The bottles, now filled with delicious beer, continue down the long steel conveyor belts to the labelling machine, which slaps on labels with astounding speed: first on the neck of each bottle, then on the body. The machine is sometimes blindingly fast, sometimes slow and steady. At top speed, it labels 1000 bottles a minute.
After that, the labelled bottles go down the line to be boxed—another job done by a machine in mesmerizing, rhythmic motions. When we were there, two-fours of Carling were being loaded in the blink of an eye, while another machine across from us continually unfolded the cases, glued the bottom flaps, and shot them onto a conveyor which fed them into the loading machine.
Everything in the plant happened with clockwork precision, and all with very few actual human beings involved. In another age, the place might have employed hundreds of people. Today, only 35 employees man the production line. The entire process, from start to finish, only takes two and a half hours.
As for the used aluminum cans that end up at the Molson plant, machines tear off the tops and crush them flat as pancakes. Molson sends them off to another company to process into sheets of aluminum, which are then turned into cans all over again.
The last stop on our tour was in Brampton, at the largest glass manufacturing company in the world, Owens-Illinois (OI). The factory is visible from Highway 410. It has a dirty, rusted exterior. A tall silo contains the raw materials used to make new bottles and is connected to the plant by catwalks high in the air. Down below, a worker drives a front-end loader through heaps of rejected bottles and cullet, dropping them into a bunker that can hold 1000 tonnes of glass. This may sound like a lot, but that’s only enough to last OI about a week. Railway spurs go into the facility so trains can drop off shipments of cullet from the U.S.

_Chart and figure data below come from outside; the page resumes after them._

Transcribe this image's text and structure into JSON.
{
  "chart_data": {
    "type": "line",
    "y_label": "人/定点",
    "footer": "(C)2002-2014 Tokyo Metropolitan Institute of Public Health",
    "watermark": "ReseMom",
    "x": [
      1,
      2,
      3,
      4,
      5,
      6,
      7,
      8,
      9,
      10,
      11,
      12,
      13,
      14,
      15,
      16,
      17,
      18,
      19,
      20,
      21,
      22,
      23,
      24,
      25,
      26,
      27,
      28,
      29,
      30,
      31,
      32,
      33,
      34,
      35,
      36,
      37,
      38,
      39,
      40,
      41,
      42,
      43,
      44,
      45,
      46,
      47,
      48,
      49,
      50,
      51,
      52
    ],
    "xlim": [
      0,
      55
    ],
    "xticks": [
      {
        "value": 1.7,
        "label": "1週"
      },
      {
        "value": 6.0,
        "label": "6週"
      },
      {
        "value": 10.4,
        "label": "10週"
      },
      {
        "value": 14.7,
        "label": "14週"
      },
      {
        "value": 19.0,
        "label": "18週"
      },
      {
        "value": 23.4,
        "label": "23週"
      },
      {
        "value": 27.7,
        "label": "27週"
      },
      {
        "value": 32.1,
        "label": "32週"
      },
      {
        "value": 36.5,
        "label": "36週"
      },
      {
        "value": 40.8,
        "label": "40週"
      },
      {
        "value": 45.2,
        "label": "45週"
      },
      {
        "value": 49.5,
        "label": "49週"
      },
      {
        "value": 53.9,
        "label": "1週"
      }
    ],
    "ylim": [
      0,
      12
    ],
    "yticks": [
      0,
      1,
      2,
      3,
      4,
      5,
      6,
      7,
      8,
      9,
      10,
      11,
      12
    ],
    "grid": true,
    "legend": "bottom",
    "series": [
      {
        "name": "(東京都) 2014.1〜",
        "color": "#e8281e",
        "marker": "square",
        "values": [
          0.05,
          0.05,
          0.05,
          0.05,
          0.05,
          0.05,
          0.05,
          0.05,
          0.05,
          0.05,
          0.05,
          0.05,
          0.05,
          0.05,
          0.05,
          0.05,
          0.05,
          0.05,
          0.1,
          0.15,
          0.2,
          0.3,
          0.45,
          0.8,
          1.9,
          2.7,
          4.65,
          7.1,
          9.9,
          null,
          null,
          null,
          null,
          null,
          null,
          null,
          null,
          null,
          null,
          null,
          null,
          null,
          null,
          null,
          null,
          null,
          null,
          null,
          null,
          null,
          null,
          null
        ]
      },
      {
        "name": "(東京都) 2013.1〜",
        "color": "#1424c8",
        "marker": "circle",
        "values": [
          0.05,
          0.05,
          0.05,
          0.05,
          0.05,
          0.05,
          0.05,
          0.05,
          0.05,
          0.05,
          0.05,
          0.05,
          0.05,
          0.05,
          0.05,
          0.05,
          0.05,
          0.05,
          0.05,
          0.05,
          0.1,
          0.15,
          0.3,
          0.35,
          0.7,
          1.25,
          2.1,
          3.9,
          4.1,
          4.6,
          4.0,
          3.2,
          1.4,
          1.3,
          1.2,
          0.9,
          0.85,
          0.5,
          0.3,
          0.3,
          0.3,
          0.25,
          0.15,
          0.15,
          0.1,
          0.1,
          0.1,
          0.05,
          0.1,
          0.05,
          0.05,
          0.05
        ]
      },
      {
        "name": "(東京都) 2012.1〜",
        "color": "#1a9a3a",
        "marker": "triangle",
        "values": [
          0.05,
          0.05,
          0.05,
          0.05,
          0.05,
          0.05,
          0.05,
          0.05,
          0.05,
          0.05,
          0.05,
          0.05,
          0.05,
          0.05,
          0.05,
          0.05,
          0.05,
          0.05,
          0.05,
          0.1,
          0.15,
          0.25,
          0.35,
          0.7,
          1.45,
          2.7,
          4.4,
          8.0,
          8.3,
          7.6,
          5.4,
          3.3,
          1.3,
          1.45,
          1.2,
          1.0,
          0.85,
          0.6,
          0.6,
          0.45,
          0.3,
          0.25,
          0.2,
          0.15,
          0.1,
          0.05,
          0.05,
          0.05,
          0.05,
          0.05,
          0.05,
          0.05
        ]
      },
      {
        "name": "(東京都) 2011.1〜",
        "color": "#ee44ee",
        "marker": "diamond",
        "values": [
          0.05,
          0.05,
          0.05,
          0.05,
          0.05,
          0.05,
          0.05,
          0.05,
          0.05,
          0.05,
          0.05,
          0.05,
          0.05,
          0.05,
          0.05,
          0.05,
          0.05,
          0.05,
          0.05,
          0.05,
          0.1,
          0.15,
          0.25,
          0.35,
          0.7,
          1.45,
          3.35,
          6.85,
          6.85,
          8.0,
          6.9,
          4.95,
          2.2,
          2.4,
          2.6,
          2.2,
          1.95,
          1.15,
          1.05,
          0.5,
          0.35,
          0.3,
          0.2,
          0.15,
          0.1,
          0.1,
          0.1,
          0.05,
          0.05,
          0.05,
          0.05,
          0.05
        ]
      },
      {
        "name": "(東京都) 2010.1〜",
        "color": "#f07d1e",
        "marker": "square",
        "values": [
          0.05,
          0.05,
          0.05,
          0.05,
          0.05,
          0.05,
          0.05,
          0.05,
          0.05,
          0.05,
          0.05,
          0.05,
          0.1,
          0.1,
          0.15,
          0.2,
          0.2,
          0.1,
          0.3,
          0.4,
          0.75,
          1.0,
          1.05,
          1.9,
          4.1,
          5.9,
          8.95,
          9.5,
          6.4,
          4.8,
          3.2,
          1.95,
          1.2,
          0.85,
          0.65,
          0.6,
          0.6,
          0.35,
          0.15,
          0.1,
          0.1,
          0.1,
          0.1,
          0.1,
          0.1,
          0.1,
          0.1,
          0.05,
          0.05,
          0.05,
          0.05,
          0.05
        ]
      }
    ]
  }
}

Inside the factory, 1000-square-foot furnaces powered by natural gas and electricity use 1500-degree heat to melt the cullet on the second floor. The molten glass drops down though a funnel and mechanical jaws chop it off at regular intervals. The glowing orange globs fall into machines on the first floor, which turn them into bottles by blowing compressed air into them. The glowing hot bottles shuttle down the line and are cooled, inspected, and, ultimately, shipped out. The plant runs 24 hours a day, 365 days a year, only stopping when it’s necessary to change the bottle moulds and during power outages.
OI uses 50 per cent recycled materials in its bottles, but wants to increase that number. “I think that every glass company out there would like to get their hands on more recycled glass, because it’s just much more energy efficient,” says Walter Dovigo, manufacturing manager at OI. “The demand is high, and we just can’t get enough of it at times because of the demand. We’re making 500,000 bottles on that one line. If every consumer in the GTA brought in a bottle every once in a while we’d have enough to keep ‘er going.”
“It helps divert a lot of material from landfills, but in the process of doing that, and in the process of recycling and reusing the glass as cullet to make new bottles, the greenhouse gas savings and the energy savings associated with that are also huge,” said John Zanini, OI’s vice president of sales. “So it’s not just a recycling program. It’s a greenhouse gas and an energy reduction program.”